В деревне нам без собак никак нельзя быть, хотя иногда из-за собак, которые без разбору брешут на всех проезжающих, не различая начальства от простых смертных, случаются неприятности.
Раз – дело было весною – в самую ростепель, иду я со скотного двора, одетый в свой обычный хозяйственный костюм – зализанный коровами полушубок. Вдруг слышу колокольчик, сердце так и екнуло. Кому, как не начальству, да еще по самому экстренному делу, ехать в такую пору, когда реки в разливе!
Заслышав колокольчик, я остановился, собаки с громким лаем обступили подъезжавшую телегу, измученные лошади, которые еле тащили телегу по раскисшим снеговым сугробам, наметенным зимою около заборов усадьбы, совсем остановились.
– Эй, поди сюда! – крикнул сидевший в телеге чиновник, очевидно, принявший меня за старосту.
Я уже разглядел по форменной фуражке с кокардой, что это – не настоящее начальство, а так какой-то проезжий чиновник…
– Эй, поди сюда! не слышишь, что ли? – продолжал кричать чиновник, взбешенный ужасною дорогою по весенней ростепели.
Я подошел.
– Что это у тебя за собаки? как ты смеешь держать таких собак, что они останавливают проезжающих? – бешено кричал чиновник, – да еще в шапке смеешь стоять. Кто ты такой, вот я тебя! – накинулся он на меня.
– Позвольте, господин, – сказал я: – если собаки причинили вам вред, то вы можете жаловаться мировому судье, но кричать здесь не извольте.
– Что! Ах ты с…
– А если ты не замолчишь и не перестанешь браниться, то я позову рабочих и мы тебя так…
– Да чье это именье? – спросил озадаченный чиновник.
– Мое.
– А вы кто? – спросил он, совершенно уже другим тоном.
Я назвал себя.
– Однако ж, согласитесь, как же можно держать таких злых собак?
– Хозяйственный расчет, – отвечал я, смеясь.
– Какой же тут может быть расчет?
– Помилуйте, как же не расчет? Чтобы охранять такую разбросанную усадьбу, как моя – построена ведь при крепостном еще праве, – нужно было бы взамен собак иметь еще двух хороших сторожей, содержание сторожа обойдется сто рублей, двух сторожей 200 рублей, в пять лет 1000 рублей. Как бы ни были злы собаки, простые дворняжки только лают и редко когда кусаются, притом же едущего в экипаже собаки не могут укусить, а пешеходы всегда берут палки, особенно подходя к усадьбе – посмотрите, как растаскали за зиму тын около огорода, – но допустим, что собаки кого-нибудь укусят, наибольший штраф, что может назначить мировой судья – сто рублей, мало вероятности, чтобы это могло случиться более одного раза в пять лет, следовательно…
Чиновник рассмеялся.
– Помилуйте, да ведь это – Азия.
– А вы думали, что здесь Европа? Вы куда едете?
– В Ольхино.
– Невозможно проехать – река в разливе.
– Верхом разве, вплавь на сером коне, – заметил Иван, подоспевший к концу разговора.

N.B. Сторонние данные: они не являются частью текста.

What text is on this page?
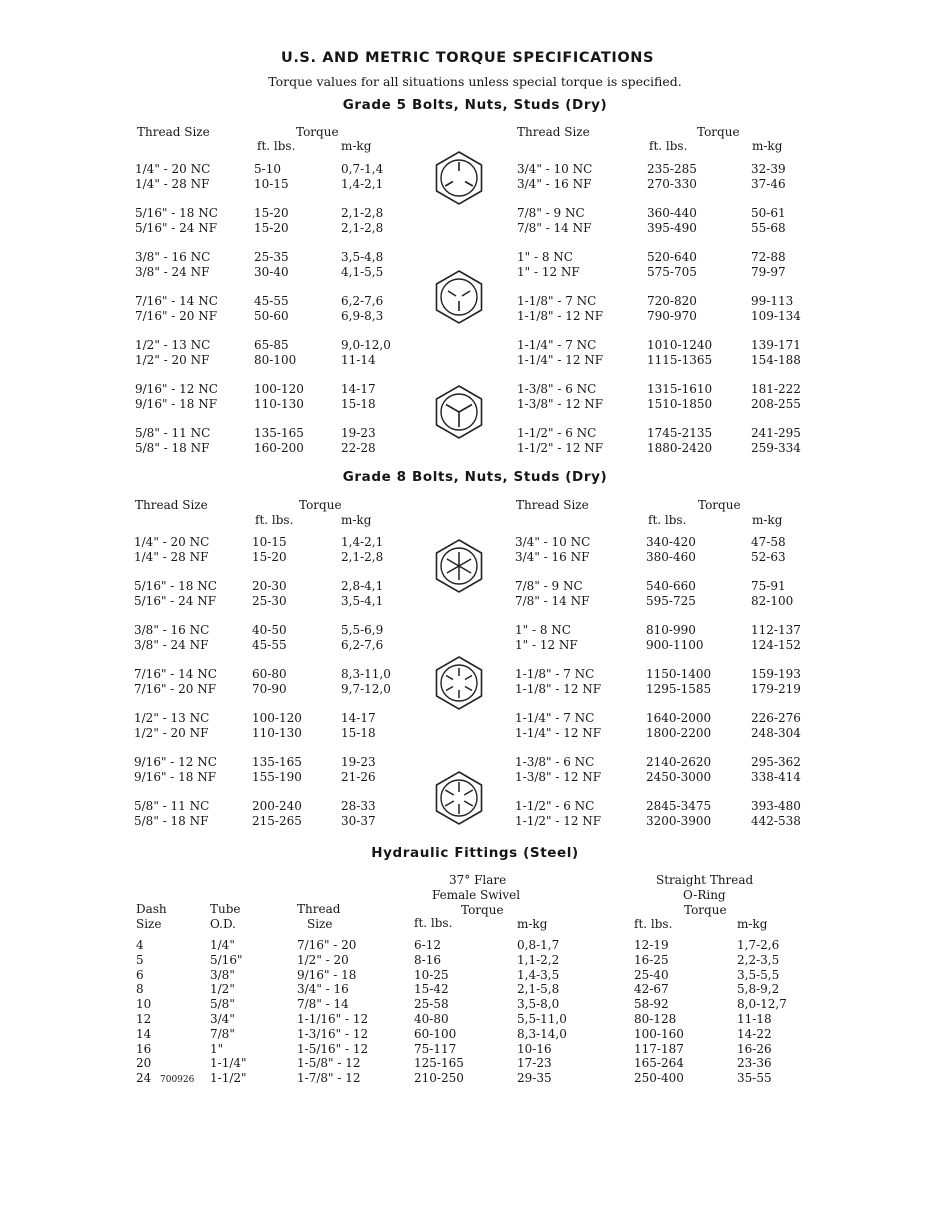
U.S. AND METRIC TORQUE SPECIFICATIONS

Torque values for all situations unless special torque is specified.

Grade 5 Bolts, Nuts, Studs (Dry)
Thread Size	Torque
ft. lbs.	m-kg
Thread Size	Torque
ft. lbs.	m-kg
1/4" - 20 NC	5-10	0,7-1,4
1/4" - 28 NF	10-15	1,4-2,1
5/16" - 18 NC	15-20	2,1-2,8
5/16" - 24 NF	15-20	2,1-2,8
3/8" - 16 NC	25-35	3,5-4,8
3/8" - 24 NF	30-40	4,1-5,5
7/16" - 14 NC	45-55	6,2-7,6
7/16" - 20 NF	50-60	6,9-8,3
1/2" - 13 NC	65-85	9,0-12,0
1/2" - 20 NF	80-100	11-14
9/16" - 12 NC	100-120	14-17
9/16" - 18 NF	110-130	15-18
5/8" - 11 NC	135-165	19-23
5/8" - 18 NF	160-200	22-28
3/4" - 10 NC	235-285	32-39
3/4" - 16 NF	270-330	37-46
7/8" - 9 NC	360-440	50-61
7/8" - 14 NF	395-490	55-68
1" - 8 NC	520-640	72-88
1" - 12 NF	575-705	79-97
1-1/8" - 7 NC	720-820	99-113
1-1/8" - 12 NF	790-970	109-134
1-1/4" - 7 NC	1010-1240	139-171
1-1/4" - 12 NF	1115-1365	154-188
1-3/8" - 6 NC	1315-1610	181-222
1-3/8" - 12 NF	1510-1850	208-255
1-1/2" - 6 NC	1745-2135	241-295
1-1/2" - 12 NF	1880-2420	259-334
Grade 8 Bolts, Nuts, Studs (Dry)
Thread Size	Torque
ft. lbs.	m-kg
Thread Size	Torque
ft. lbs.	m-kg
1/4" - 20 NC	10-15	1,4-2,1
1/4" - 28 NF	15-20	2,1-2,8
5/16" - 18 NC	20-30	2,8-4,1
5/16" - 24 NF	25-30	3,5-4,1
3/8" - 16 NC	40-50	5,5-6,9
3/8" - 24 NF	45-55	6,2-7,6
7/16" - 14 NC	60-80	8,3-11,0
7/16" - 20 NF	70-90	9,7-12,0
1/2" - 13 NC	100-120	14-17
1/2" - 20 NF	110-130	15-18
9/16" - 12 NC	135-165	19-23
9/16" - 18 NF	155-190	21-26
5/8" - 11 NC	200-240	28-33
5/8" - 18 NF	215-265	30-37
3/4" - 10 NC	340-420	47-58
3/4" - 16 NF	380-460	52-63
7/8" - 9 NC	540-660	75-91
7/8" - 14 NF	595-725	82-100
1" - 8 NC	810-990	112-137
1" - 12 NF	900-1100	124-152
1-1/8" - 7 NC	1150-1400	159-193
1-1/8" - 12 NF	1295-1585	179-219
1-1/4" - 7 NC	1640-2000	226-276
1-1/4" - 12 NF	1800-2200	248-304
1-3/8" - 6 NC	2140-2620	295-362
1-3/8" - 12 NF	2450-3000	338-414
1-1/2" - 6 NC	2845-3475	393-480
1-1/2" - 12 NF	3200-3900	442-538
Hydraulic Fittings (Steel)
37° Flare
Female Swivel
Torque
Straight Thread
O-Ring
Torque
Dash
Size
Tube
O.D.
Thread
Size	ft. lbs.	m-kg	ft. lbs.	m-kg
4	1/4"	7/16" - 20	6-12	0,8-1,7	12-19	1,7-2,6
5	5/16"	1/2" - 20	8-16	1,1-2,2	16-25	2,2-3,5
6	3/8"	9/16" - 18	10-25	1,4-3,5	25-40	3,5-5,5
8	1/2"	3/4" - 16	15-42	2,1-5,8	42-67	5,8-9,2
10	5/8"	7/8" - 14	25-58	3,5-8,0	58-92	8,0-12,7
12	3/4"	1-1/16" - 12	40-80	5,5-11,0	80-128	11-18
14	7/8"	1-3/16" - 12	60-100	8,3-14,0	100-160	14-22
16	1"	1-5/16" - 12	75-117	10-16	117-187	16-26
20	1-1/4"	1-5/8" - 12	125-165	17-23	165-264	23-36
24	1-1/2"	1-7/8" - 12	210-250	29-35	250-400	35-55
700926
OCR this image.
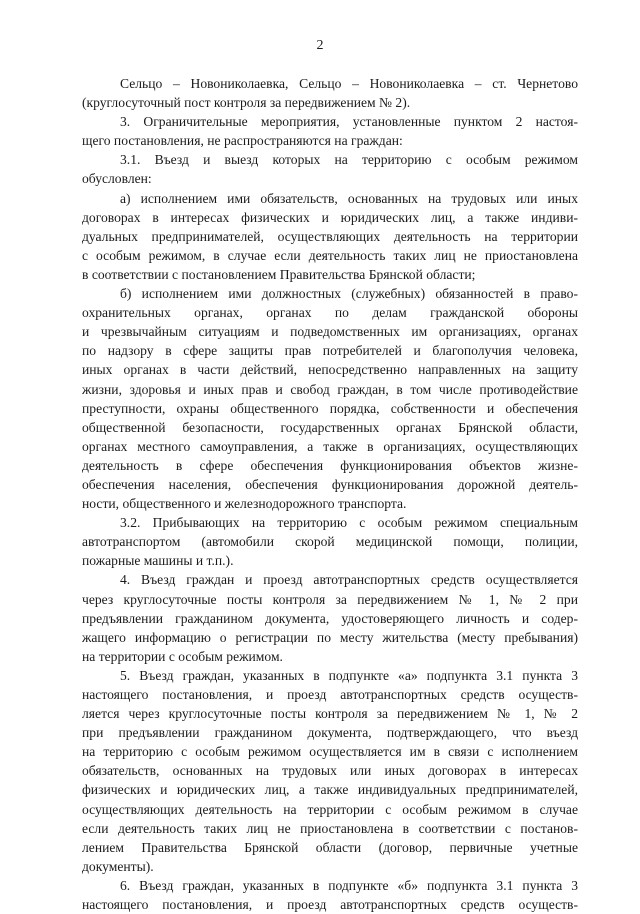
2
Сельцо – Новониколаевка, Сельцо – Новониколаевка – ст. Чернетово
(круглосуточный пост контроля за передвижением № 2).
3. Ограничительные мероприятия, установленные пунктом 2 настоя-
щего постановления, не распространяются на граждан:
3.1. Въезд и выезд которых на территорию с особым режимом
обусловлен:
а) исполнением ими обязательств, основанных на трудовых или иных
договорах в интересах физических и юридических лиц, а также индиви-
дуальных предпринимателей, осуществляющих деятельность на территории
с особым режимом, в случае если деятельность таких лиц не приостановлена
в соответствии с постановлением Правительства Брянской области;
б) исполнением ими должностных (служебных) обязанностей в право-
охранительных органах, органах по делам гражданской обороны
и чрезвычайным ситуациям и подведомственных им организациях, органах
по надзору в сфере защиты прав потребителей и благополучия человека,
иных органах в части действий, непосредственно направленных на защиту
жизни, здоровья и иных прав и свобод граждан, в том числе противодействие
преступности, охраны общественного порядка, собственности и обеспечения
общественной безопасности, государственных органах Брянской области,
органах местного самоуправления, а также в организациях, осуществляющих
деятельность в сфере обеспечения функционирования объектов жизне-
обеспечения населения, обеспечения функционирования дорожной деятель-
ности, общественного и железнодорожного транспорта.
3.2. Прибывающих на территорию с особым режимом специальным
автотранспортом (автомобили скорой медицинской помощи, полиции,
пожарные машины и т.п.).
4. Въезд граждан и проезд автотранспортных средств осуществляется
через круглосуточные посты контроля за передвижением № 1, № 2 при
предъявлении гражданином документа, удостоверяющего личность и содер-
жащего информацию о регистрации по месту жительства (месту пребывания)
на территории с особым режимом.
5. Въезд граждан, указанных в подпункте «а» подпункта 3.1 пункта 3
настоящего постановления, и проезд автотранспортных средств осуществ-
ляется через круглосуточные посты контроля за передвижением № 1, № 2
при предъявлении гражданином документа, подтверждающего, что въезд
на территорию с особым режимом осуществляется им в связи с исполнением
обязательств, основанных на трудовых или иных договорах в интересах
физических и юридических лиц, а также индивидуальных предпринимателей,
осуществляющих деятельность на территории с особым режимом в случае
если деятельность таких лиц не приостановлена в соответствии с постанов-
лением Правительства Брянской области (договор, первичные учетные
документы).
6. Въезд граждан, указанных в подпункте «б» подпункта 3.1 пункта 3
настоящего постановления, и проезд автотранспортных средств осуществ-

– Верхом, а как утонет казенный человек! Эх, ты, а еще Савельича попрекал, что он в суд втянулся.
Иван сконфузился.
– Так как же мне быть?
Я обратился к Ивану.
– Нужно ехать в Бердино: там есть лодка, лошадей оставить. У его благородия извозчик – ведь ты с ямщины? – обратился он к извозчику: – переехать на лодке, дойти пешком до Федина, а там можно взять лошадей до Ольхина. Так хорошо будет, разве на Аужице в лесу проехать нельзя будет, только не должно быть, в лесу еще не растопило – ну, да фединские знают.
– А далеко ли до Федина?
– Верст семь будет.
– Ну, семь верст эти кони не дойдут; ведь не дойдут? – обратился я к ямщику.
– Где дойти! сами знаете, какая дорога, заночуем в поле.
– Знаете что? – обратился я к чиновнику, – переночуйте у меня, а завтра посмотрим, что делать.
Чиновник остался ночевать. Мы проболтали с ним целый вечер, и он оказался премилейшим малым. Разумеется, о первых минутах встречи и помина не было. У нас ведь каждый, кто имеет место, кто носит кокарду, считает себя начальством. На что уже начальник железнодорожной станции – и кокарды у него нет, только красная шапка, – а и тот считает себя начальником над всеми пассажирами пришедшего поезда. А генерал какой-нибудь из Петербурга, тот всех считает своими подчиненными и при случае пушит начальника станции за остановку поезда. Кажется, и жить бы нельзя при таком бесчисленном множестве всякого начальства, но жить можно, если узнать, в чем фортель: ничего больше не нужно, как только самому становиться на время начальником. Закричал на вас начальник станции или почтовый чиновник, вы сейчас к нему: «ты что!» – непременно отступит и подумает, что вы-то самое начальство и есть. Даже с генералом этот прием хорош.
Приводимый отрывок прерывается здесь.